Are you a fan of the ‘classic’ definition or not?  What do you personally feel defines a piece of ‘classic’ literature? Do you think anything is a classic now, or will it be a classic of the future i.e. the questioning of whether ‘classic’ status is generated at the time, or after? Please leave your comments below.

6 Responses to “The Great Classics Debate – by Emily Oldfield”

  1. kev mcveigh says:

    Your point that many classic novels were not initially universally acclaimed is valid, but your example needs context. Frankenstein was dismissed by The Edinburgh Magazine, but that magazine and in particular Francis Jeffrey would attack any work they associated with London radicalism and the so-called Cockney School. Byron, the Shelleys, Hunt and Hazlitt all received savage condemnation on political not literary grounds. Frankenstein was published anonymously but was known to have links to the Byron circle.
    In relation to your main point though, this demonstrates another side. Those proclaiming a classic may have their own agenda.

  2. Lorna Smithers says:

    Hi Emily, I think the term ‘classic’ can be useful when looking for something to read, considering the growing amount of books out there (ie. knowing you can’t go far wrong with a classic) but this can also be limiting causing many good novels to be overlooked.

    I guess the status of any text can change over time. Pieces that aren’t well received later become central to the canon (like Blake). As you stated above, ‘universal’ standards change over time.

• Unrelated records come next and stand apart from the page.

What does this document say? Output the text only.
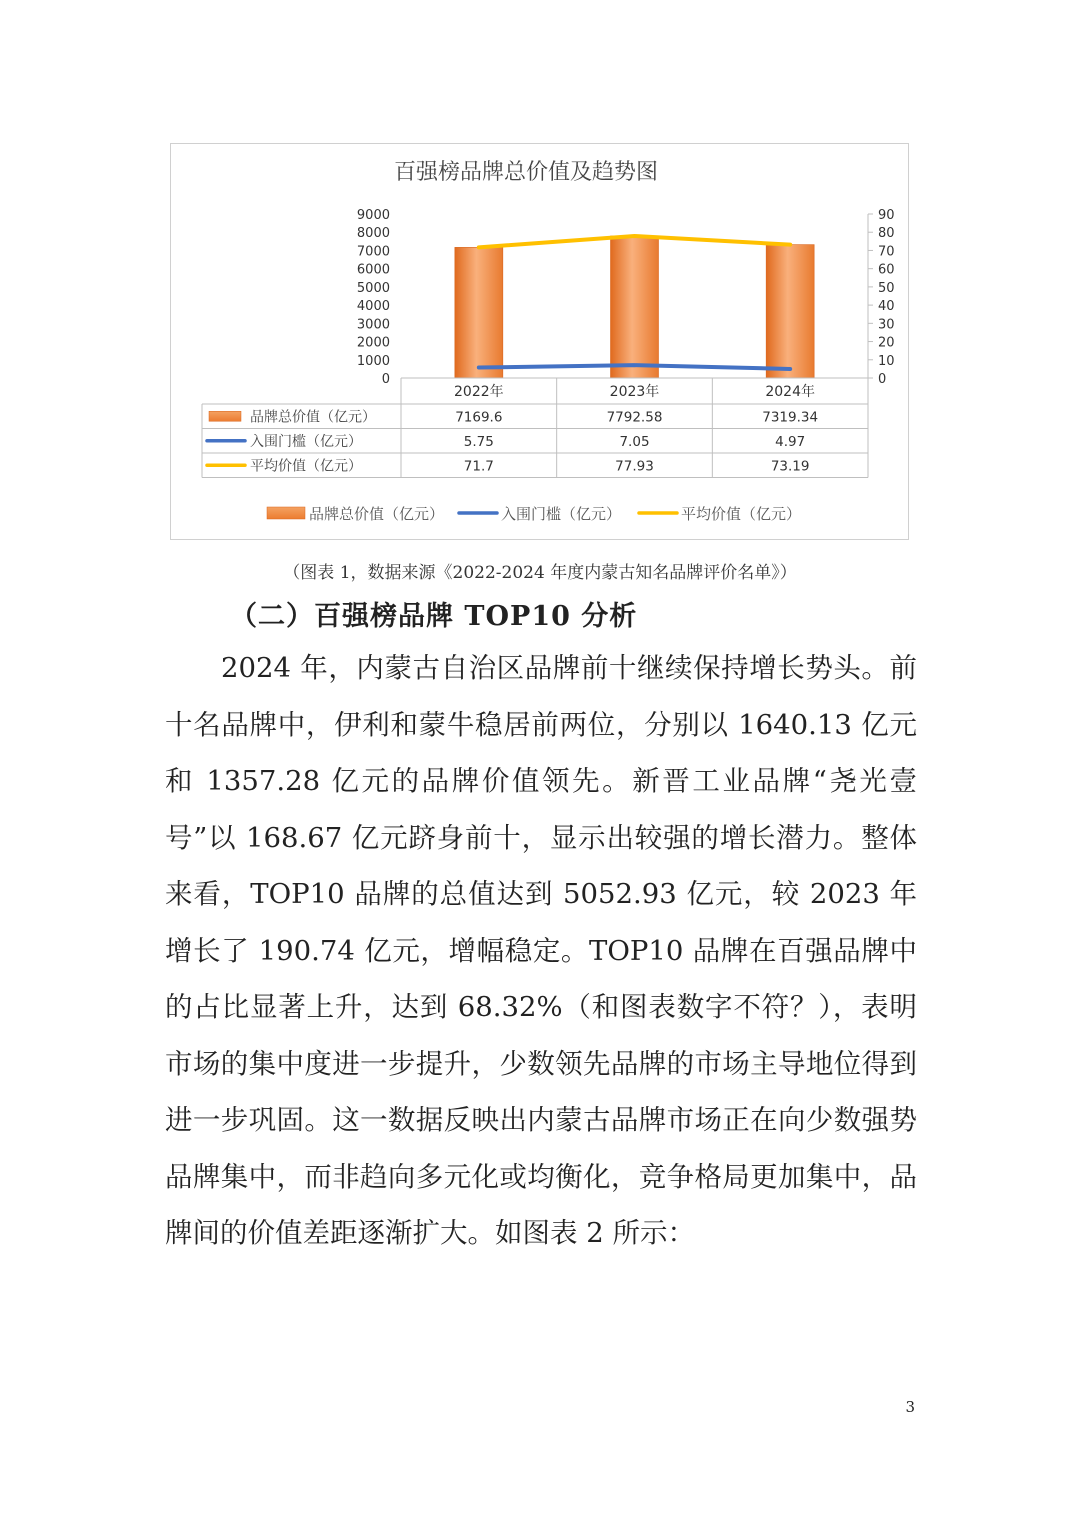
百强榜品牌总价值及趋势图
0
1000
2000
3000
4000
5000
6000
7000
8000
9000
0
10
20
30
40
50
60
70
80
90
2022年	2023年	2024年
品牌总价值（亿元）	7169.6	7792.58	7319.34
入围门槛（亿元）	5.75	7.05	4.97
平均价值（亿元）	71.7	77.93	73.19
品牌总价值（亿元）	入围门槛（亿元）	平均价值（亿元）
（图表 1，数据来源《2022-2024 年度内蒙古知名品牌评价名单》）
（二）百强榜品牌 TOP10 分析
2024 年，内蒙古自治区品牌前十继续保持增长势头。前十名品牌中，伊利和蒙牛稳居前两位，分别以 1640.13 亿元和 1357.28 亿元的品牌价值领先。新晋工业品牌“尧光壹号”以 168.67 亿元跻身前十，显示出较强的增长潜力。整体来看，TOP10 品牌的总值达到 5052.93 亿元，较 2023 年增长了 190.74 亿元，增幅稳定。TOP10 品牌在百强品牌中的占比显著上升，达到 68.32%（和图表数字不符？），表明市场的集中度进一步提升，少数领先品牌的市场主导地位得到进一步巩固。这一数据反映出内蒙古品牌市场正在向少数强势品牌集中，而非趋向多元化或均衡化，竞争格局更加集中，品牌间的价值差距逐渐扩大。如图表 2 所示：
3
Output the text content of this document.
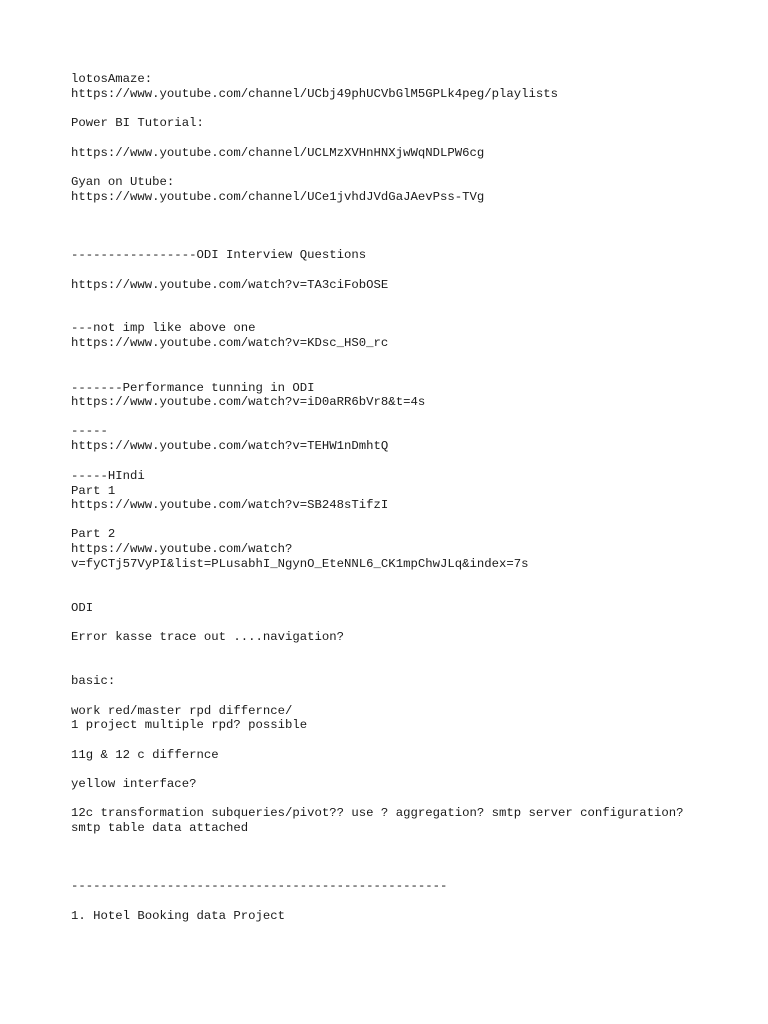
lotosAmaze:

https://www.youtube.com/channel/UCbj49phUCVbGlM5GPLk4peg/playlists

Power BI Tutorial:

https://www.youtube.com/channel/UCLMzXVHnHNXjwWqNDLPW6cg

Gyan on Utube:

https://www.youtube.com/channel/UCe1jvhdJVdGaJAevPss-TVg

-----------------ODI Interview Questions

https://www.youtube.com/watch?v=TA3ciFobOSE

---not imp like above one

https://www.youtube.com/watch?v=KDsc_HS0_rc

-------Performance tunning in ODI

https://www.youtube.com/watch?v=iD0aRR6bVr8&t=4s

-----

https://www.youtube.com/watch?v=TEHW1nDmhtQ

-----HIndi

Part 1

https://www.youtube.com/watch?v=SB248sTifzI

Part 2

https://www.youtube.com/watch?

v=fyCTj57VyPI&list=PLusabhI_NgynO_EteNNL6_CK1mpChwJLq&index=7s

ODI

Error kasse trace out ....navigation?

basic:

work red/master rpd differnce/

1 project multiple rpd? possible

11g & 12 c differnce

yellow interface?

12c transformation subqueries/pivot?? use ? aggregation? smtp server configuration?

smtp table data attached

---------------------------------------------------

1. Hotel Booking data Project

    What often frightens me is that the definition of what is a classic seems to depend on publishers, reviewers and academics rather than readers and writers. Although I guess this is changing now with the opportunity to review on Amazon, Good Reads etc. to make recommendations on Facebook and with the growing variety of forums and e-zines. A development that could lead to a new way of defining classics.

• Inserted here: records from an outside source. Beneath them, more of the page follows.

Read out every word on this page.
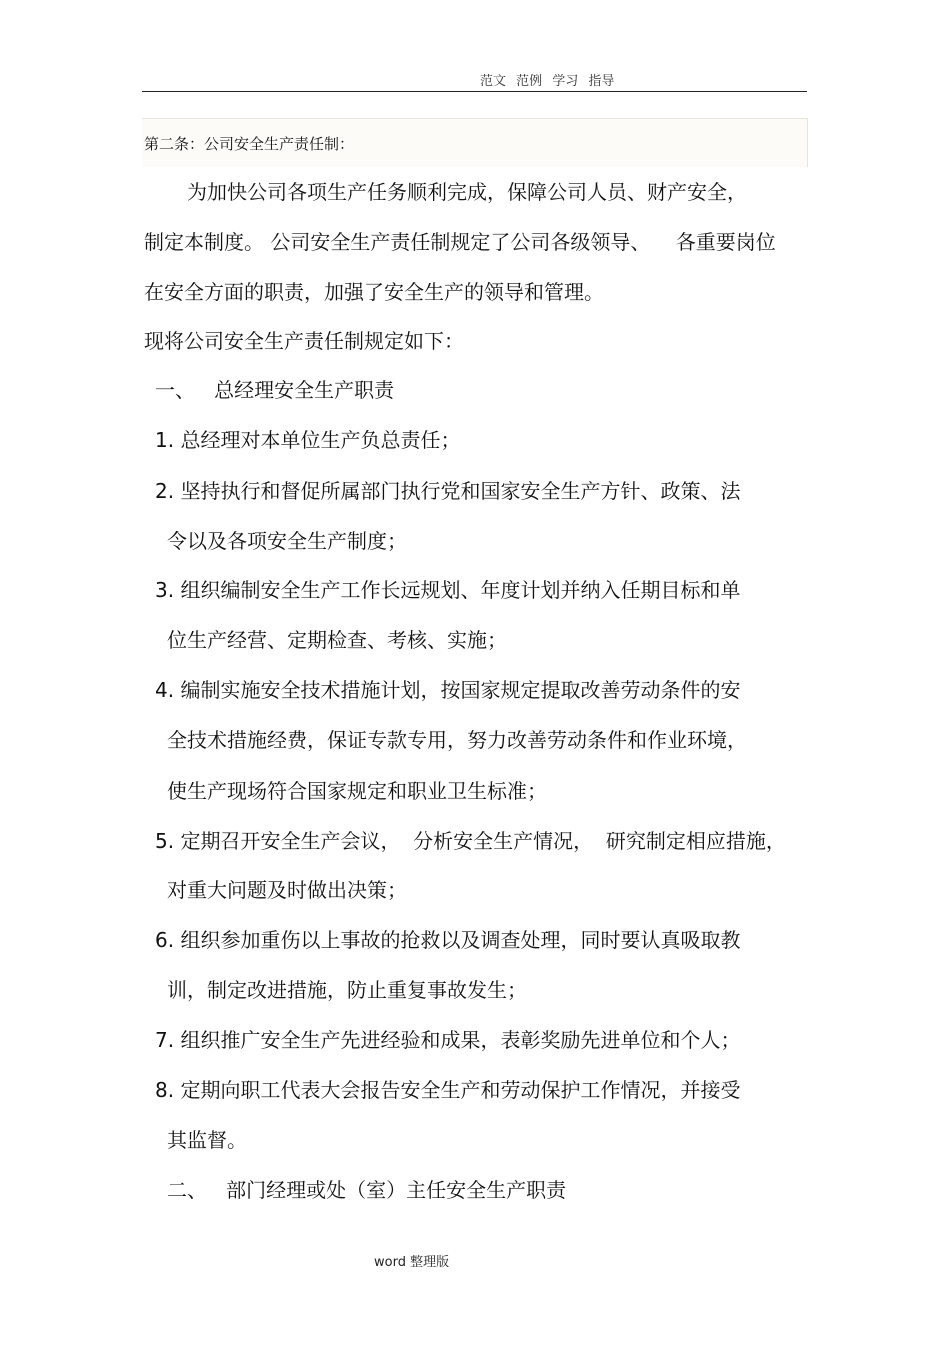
范文 范例 学习 指导
第二条：公司安全生产责任制：
为加快公司各项生产任务顺利完成，保障公司人员、财产安全，
制定本制度。 公司安全生产责任制规定了公司各级领导、    各重要岗位
在安全方面的职责，加强了安全生产的领导和管理。
现将公司安全生产责任制规定如下：
一、   总经理安全生产职责
1. 总经理对本单位生产负总责任；
2. 坚持执行和督促所属部门执行党和国家安全生产方针、政策、法
令以及各项安全生产制度；
3. 组织编制安全生产工作长远规划、年度计划并纳入任期目标和单
位生产经营、定期检查、考核、实施；
4. 编制实施安全技术措施计划，按国家规定提取改善劳动条件的安
全技术措施经费，保证专款专用，努力改善劳动条件和作业环境，
使生产现场符合国家规定和职业卫生标准；
5. 定期召开安全生产会议，  分析安全生产情况，  研究制定相应措施，
对重大问题及时做出决策；
6. 组织参加重伤以上事故的抢救以及调查处理，同时要认真吸取教
训，制定改进措施，防止重复事故发生；
7. 组织推广安全生产先进经验和成果，表彰奖励先进单位和个人；
8. 定期向职工代表大会报告安全生产和劳动保护工作情况，并接受
其监督。
二、   部门经理或处（室）主任安全生产职责
word 整理版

    Many of my favourite books are classics. Some aren’t. Those that line my shelves are those that ‘sing to my heart.’ Future classics- who knows?

  3. Emily Oldfield says:

    A good point, Kev, Thank-you.
    Yes, it is important to consider context and perhaps I should have included a little more on it – taking ‘The Edinburgh Magazine’ into account, the critics were often considering the bulk of the readership, and thus the possible hysteria of Shelley’s novel, which appeared to go against the accepted Christian values of the time.
    Considering your point on ‘own agenda’, yes, this does seem somewhat the case. As long as in my own thoughts, I have ‘my agenda’ of favourite literature, I think I will be satisfied.

  4. Emily Oldfield says:

    I love your point about ‘classic’ status often causing other novels to be overlooked, Lorna.
    Are there any such novels that you think have been overlooked? For me, ‘The Bell Jar’ by Sylvia Plath is often overlooked a novel of ‘teenage angst’, when I feel it contains some of the most beautiful imagery I have ever experienced.

  5. Lorna Smithers says:

    I’m not sure if it will make classic status but a fantasy novel I read recently called ‘The Shadow Cycles’ by Philip Emery got slated in a British Fantasy Society review as ‘reading like a first draft’ and sounding like a ‘quartz gem stone freak gone mad.’ I thought actually that sounds quite cool.

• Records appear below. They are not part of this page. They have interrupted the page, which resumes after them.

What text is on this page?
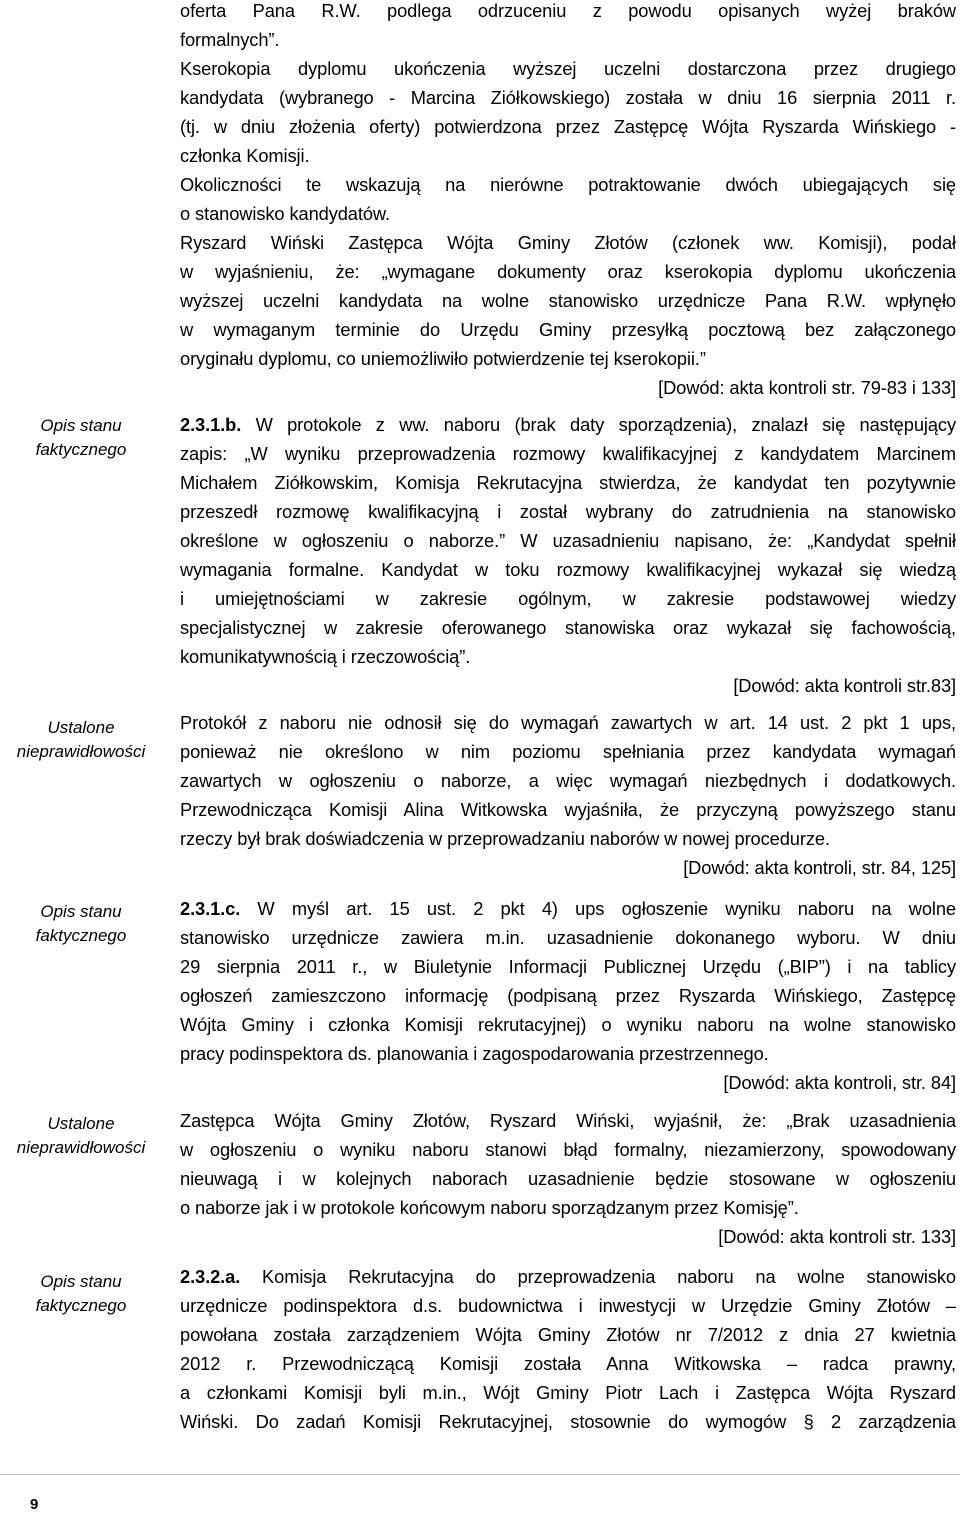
Opis stanu
faktycznego
Ustalone
nieprawidłowości
Opis stanu
faktycznego
Ustalone
nieprawidłowości
Opis stanu
faktycznego
oferta Pana R.W. podlega odrzuceniu z powodu opisanych wyżej braków
formalnych”.
Kserokopia dyplomu ukończenia wyższej uczelni dostarczona przez drugiego
kandydata (wybranego - Marcina Ziółkowskiego) została w dniu 16 sierpnia 2011 r.
(tj. w dniu złożenia oferty) potwierdzona przez Zastępcę Wójta Ryszarda Wińskiego -
członka Komisji.
Okoliczności te wskazują na nierówne potraktowanie dwóch ubiegających się
o stanowisko kandydatów.
Ryszard Wiński Zastępca Wójta Gminy Złotów (członek ww. Komisji), podał
w wyjaśnieniu, że: „wymagane dokumenty oraz kserokopia dyplomu ukończenia
wyższej uczelni kandydata na wolne stanowisko urzędnicze Pana R.W. wpłynęło
w wymaganym terminie do Urzędu Gminy przesyłką pocztową bez załączonego
oryginału dyplomu, co uniemożliwiło potwierdzenie tej kserokopii.”
[Dowód: akta kontroli str. 79-83 i 133]
2.3.1.b. W protokole z ww. naboru (brak daty sporządzenia), znalazł się następujący
zapis: „W wyniku przeprowadzenia rozmowy kwalifikacyjnej z kandydatem Marcinem
Michałem Ziółkowskim, Komisja Rekrutacyjna stwierdza, że kandydat ten pozytywnie
przeszedł rozmowę kwalifikacyjną i został wybrany do zatrudnienia na stanowisko
określone w ogłoszeniu o naborze.” W uzasadnieniu napisano, że: „Kandydat spełnił
wymagania formalne. Kandydat w toku rozmowy kwalifikacyjnej wykazał się wiedzą
i umiejętnościami w zakresie ogólnym, w zakresie podstawowej wiedzy
specjalistycznej w zakresie oferowanego stanowiska oraz wykazał się fachowością,
komunikatywnością i rzeczowością”.
[Dowód: akta kontroli str.83]
Protokół z naboru nie odnosił się do wymagań zawartych w art. 14 ust. 2 pkt 1 ups,
ponieważ nie określono w nim poziomu spełniania przez kandydata wymagań
zawartych w ogłoszeniu o naborze, a więc wymagań niezbędnych i dodatkowych.
Przewodnicząca Komisji Alina Witkowska wyjaśniła, że przyczyną powyższego stanu
rzeczy był brak doświadczenia w przeprowadzaniu naborów w nowej procedurze.
[Dowód: akta kontroli, str. 84, 125]
2.3.1.c. W myśl art. 15 ust. 2 pkt 4) ups ogłoszenie wyniku naboru na wolne
stanowisko urzędnicze zawiera m.in. uzasadnienie dokonanego wyboru. W dniu
29 sierpnia 2011 r., w Biuletynie Informacji Publicznej Urzędu („BIP”) i na tablicy
ogłoszeń zamieszczono informację (podpisaną przez Ryszarda Wińskiego, Zastępcę
Wójta Gminy i członka Komisji rekrutacyjnej) o wyniku naboru na wolne stanowisko
pracy podinspektora ds. planowania i zagospodarowania przestrzennego.
[Dowód: akta kontroli, str. 84]
Zastępca Wójta Gminy Złotów, Ryszard Wiński, wyjaśnił, że: „Brak uzasadnienia
w ogłoszeniu o wyniku naboru stanowi błąd formalny, niezamierzony, spowodowany
nieuwagą i w kolejnych naborach uzasadnienie będzie stosowane w ogłoszeniu
o naborze jak i w protokole końcowym naboru sporządzanym przez Komisję”.
[Dowód: akta kontroli str. 133]
2.3.2.a. Komisja Rekrutacyjna do przeprowadzenia naboru na wolne stanowisko
urzędnicze podinspektora d.s. budownictwa i inwestycji w Urzędzie Gminy Złotów –
powołana została zarządzeniem Wójta Gminy Złotów nr 7/2012 z dnia 27 kwietnia
2012 r. Przewodniczącą Komisji została Anna Witkowska – radca prawny,
a członkami Komisji byli m.in., Wójt Gminy Piotr Lach i Zastępca Wójta Ryszard
Wiński. Do zadań Komisji Rekrutacyjnej, stosownie do wymogów § 2 zarządzenia
9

    It’s a haunting tale about a world being swallowed by shadow. The only people alive live on two ‘wyrms’ – a sky and sea worm. The sky wyrm is dead and has fossilised into a variety of gems leading to some beautiful descriptive writing. The sea wyrm is dying and people live within its flesh. Two sisters ‘steer’ the wyrms, one of them living in the heart chamber of the dying wyrm. Five ‘heroes’ are picked from five different worlds to ‘save the world’ during the apocalyptic event of the ‘ouroboros’ where the wyrms meet biting into one another’s tails. However the fate of the world is decided by the relationship between the sisters. Perhaps the reviewer was put off because it’s written in present tense and by the poetic language? I’d hate to see it overlooked because of a poor review (I ended up reviewing it on Amazon).

  6. Emily Oldfield says:

    I love the sound of the poetic language used and I agree with you that it is unfortunately often the case that such is undermimed by critics. I will definitely take a look at it Lorna!